Sa conclusion est sévère : « Baptême, communion, mariage, enterrement sont devenus des rites de passage, des actes qui rattachent aux ancêtres, mais ni au Christ ni à son Église. » Ce « folklore », écrit Loew, serait un détournement païen des rites chrétiens. Ce jugement permet de comprendre pourquoi, à partir des années 1940, l’avant-garde du clergé regardait la France comme un « pays de mission », alors même que le taux de baptême des enfants dépassait les 90 %. […]
Cette ambition de recentrement et d’unification est aussi au cœur du concile Vatican II (1962-1965). Pour réaffirmer la structuration christocentrique de la foi, le clergé jette le soupçon sur toutes les dévotions parallèles : culte des saints ou marial, usages liés à des lieux « sacrés » (fontaines, grottes, arbres…). L’architecture religieuse des années 1950-1960 conserve l’empreinte de cette ambition : disparition des chapelles latérales et des statues de saints accusées de favoriser des dévotions individuelles (et superficielles…) au profit d’une nef lumineuse dont le dépouillement souligne mieux la centralité de l’autel et l’importance de la participation collective à la liturgie.
Les dévotions populaires font aussi les frais d’une volonté de moderniser le catholicisme pour restaurer son crédit dans la culture contemporaine. Dans les années 1960, en Lorraine sidérurgique, une partie du clergé marginalise les dévotions religieuses des immigrés polonais et italiens de peur qu’elles donnent une image arriérée de la proposition chrétienne pour la classe ouvrière et nourrissent la critique communiste. […]
Ces disqualifications de la religion populaire ont-elles rencontré des résistances ?
Bien sûr.
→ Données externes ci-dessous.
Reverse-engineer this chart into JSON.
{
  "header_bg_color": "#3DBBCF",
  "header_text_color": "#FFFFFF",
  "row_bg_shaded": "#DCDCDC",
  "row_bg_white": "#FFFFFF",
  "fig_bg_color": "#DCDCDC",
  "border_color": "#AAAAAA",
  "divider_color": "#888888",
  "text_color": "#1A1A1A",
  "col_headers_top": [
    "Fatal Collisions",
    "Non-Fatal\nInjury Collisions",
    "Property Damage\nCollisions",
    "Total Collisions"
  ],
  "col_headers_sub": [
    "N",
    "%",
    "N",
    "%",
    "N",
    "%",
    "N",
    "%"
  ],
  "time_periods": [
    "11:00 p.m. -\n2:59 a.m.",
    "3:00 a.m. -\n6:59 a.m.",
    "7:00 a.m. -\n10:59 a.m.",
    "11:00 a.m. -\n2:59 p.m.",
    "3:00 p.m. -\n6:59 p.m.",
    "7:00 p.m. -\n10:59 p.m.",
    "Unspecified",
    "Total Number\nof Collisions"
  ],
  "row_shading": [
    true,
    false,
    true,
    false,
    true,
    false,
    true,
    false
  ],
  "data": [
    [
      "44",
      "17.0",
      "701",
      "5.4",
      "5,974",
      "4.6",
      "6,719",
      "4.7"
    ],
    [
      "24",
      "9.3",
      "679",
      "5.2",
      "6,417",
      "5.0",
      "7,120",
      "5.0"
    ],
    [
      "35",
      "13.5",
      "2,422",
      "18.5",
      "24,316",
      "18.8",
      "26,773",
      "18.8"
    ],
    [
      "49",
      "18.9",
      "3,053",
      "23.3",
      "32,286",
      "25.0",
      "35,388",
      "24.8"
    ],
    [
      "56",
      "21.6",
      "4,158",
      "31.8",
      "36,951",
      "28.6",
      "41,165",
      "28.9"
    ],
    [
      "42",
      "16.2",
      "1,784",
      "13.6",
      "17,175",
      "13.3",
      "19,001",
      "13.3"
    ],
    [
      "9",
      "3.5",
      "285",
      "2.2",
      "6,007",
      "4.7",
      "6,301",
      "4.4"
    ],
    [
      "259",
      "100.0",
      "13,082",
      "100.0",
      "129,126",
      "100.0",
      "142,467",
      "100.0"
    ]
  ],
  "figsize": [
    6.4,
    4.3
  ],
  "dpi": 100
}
À partir de 1974, une grande controverse autour de la religion populaire a divisé le catholicisme français. Elle fut lancée par le sociologue et religieux dominicain Serge Bonnet et par un curé de la Marne, Robert Pannet. Dans deux livres vigoureux, ils convergent pour dénoncer l’élitisme et le cléricalisme qui sous-tendent le mépris pour la religion populaire. Ils sont accusés par la gauche catholique de faire le jeu des traditionalistes qui contestent l’aggiornamento conciliaire. Pourtant, c’est loin d’être le cas. Pour Bonnet, c’est son expérience parmi les ouvriers immigrés polonais, italiens ou portugais qui le mobilise. Mais il ne lui est pas pardonné d’avoir montré que le clergé de gauche, au nom de la modernisation du catholicisme, exerce un cléricalisme insidieux et culpabilise les petites gens tout en revendiquant parler au nom du « peuple ».
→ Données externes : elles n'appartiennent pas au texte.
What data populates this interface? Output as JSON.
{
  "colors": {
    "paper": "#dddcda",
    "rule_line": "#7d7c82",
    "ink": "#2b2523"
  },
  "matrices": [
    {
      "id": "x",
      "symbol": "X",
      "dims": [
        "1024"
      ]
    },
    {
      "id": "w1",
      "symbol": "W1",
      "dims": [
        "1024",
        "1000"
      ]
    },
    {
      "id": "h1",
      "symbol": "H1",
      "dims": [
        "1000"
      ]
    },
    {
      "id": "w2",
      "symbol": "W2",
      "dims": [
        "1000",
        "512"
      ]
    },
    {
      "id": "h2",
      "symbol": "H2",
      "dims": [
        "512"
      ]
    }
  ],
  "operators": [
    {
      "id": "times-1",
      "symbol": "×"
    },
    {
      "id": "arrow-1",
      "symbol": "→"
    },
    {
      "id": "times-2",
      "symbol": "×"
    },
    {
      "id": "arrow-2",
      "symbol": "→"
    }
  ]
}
Par ailleurs, comme sociologue, il rappelle les différences qui existent entre classes sociales dans le rapport à la culture et donc à la foi. Diffuser le modèle d’une religiosité élitiste, à la fois engagée dans la transformation de la société et fondée intellectuellement, ne contribue pas à élever le niveau de la pratique populaire mais à l’inhiber. Comme l’a écrit l’historien Alphonse Dupront, « la concentration christocentrique » a « défait les enracinements cosmiques ». La force de la religion populaire, c’est qu’elle passe par le corps et les besoins anthropologiques fondamentaux. Or le catholicisme s’est rétracté en religion « en esprit et en vérité ». La primauté donnée au verbe et au savoir a effacé la force des gestes simples et appropriables par tous. […]
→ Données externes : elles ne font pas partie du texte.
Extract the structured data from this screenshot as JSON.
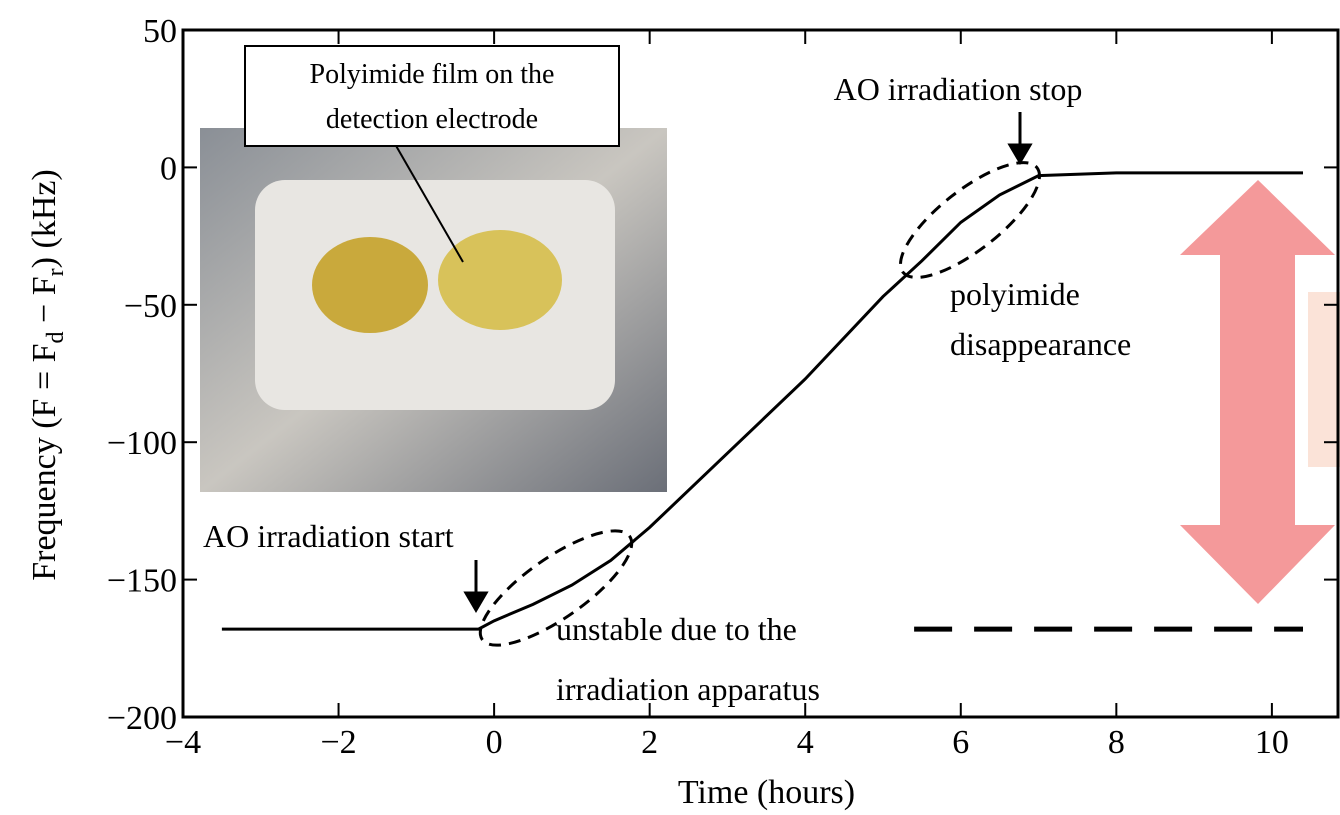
{
  "chart_data": {
    "type": "line",
    "xlabel": "Time (hours)",
    "ylabel_parts": [
      "Frequency (F = F",
      "d",
      " − F",
      "r",
      ") (kHz)"
    ],
    "x": [
      -3.5,
      -0.2,
      0,
      0.5,
      1,
      1.5,
      2,
      3,
      4,
      5,
      5.5,
      6,
      6.5,
      7,
      8,
      10.4
    ],
    "values": [
      -168,
      -168,
      -165,
      -159,
      -152,
      -143,
      -131,
      -104,
      -77,
      -47,
      -34,
      -20,
      -10,
      -3,
      -2,
      -2
    ],
    "color": "#000000",
    "xlim": [
      -4,
      10.85
    ],
    "ylim": [
      -200,
      50
    ],
    "xticks": [
      {
        "value": -4,
        "label": "−4"
      },
      {
        "value": -2,
        "label": "−2"
      },
      0,
      2,
      4,
      6,
      8,
      10
    ],
    "yticks": [
      {
        "value": -200,
        "label": "−200"
      },
      {
        "value": -150,
        "label": "−150"
      },
      {
        "value": -100,
        "label": "−100"
      },
      {
        "value": -50,
        "label": "−50"
      },
      0,
      50
    ],
    "dashed_line": {
      "x": [
        5.4,
        10.4
      ],
      "y": -168
    },
    "annotations": [
      "Polyimide film on the",
      "detection electrode",
      "AO irradiation stop",
      "polyimide",
      "disappearance",
      "AO irradiation start",
      "unstable due to the",
      "irradiation apparatus"
    ]
  }
}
Ils dénoncent les superstitions et piétés populaires qui rendent Dieu utile dans la vie quotidienne et au contraire promeuvent une foi pure et désintéressée, le culte de Dieu pour Dieu. Mais ce faisant, tout en croyant y résister, ils contribuent au mouvement de la sécularisation, qui tend à effacer la dimension religieuse de toutes les activités humaines ordinaires pour la limiter à la vie privée. Ils participent au désenchantement du monde. Le merveilleux chrétien, même dans ses côtés les plus kitschs, maintient dans les imaginaires et dans les mentalités la possibilité d’un monde enchanté où toute activité a un enjeu religieux parce que Dieu est omniprésent. […]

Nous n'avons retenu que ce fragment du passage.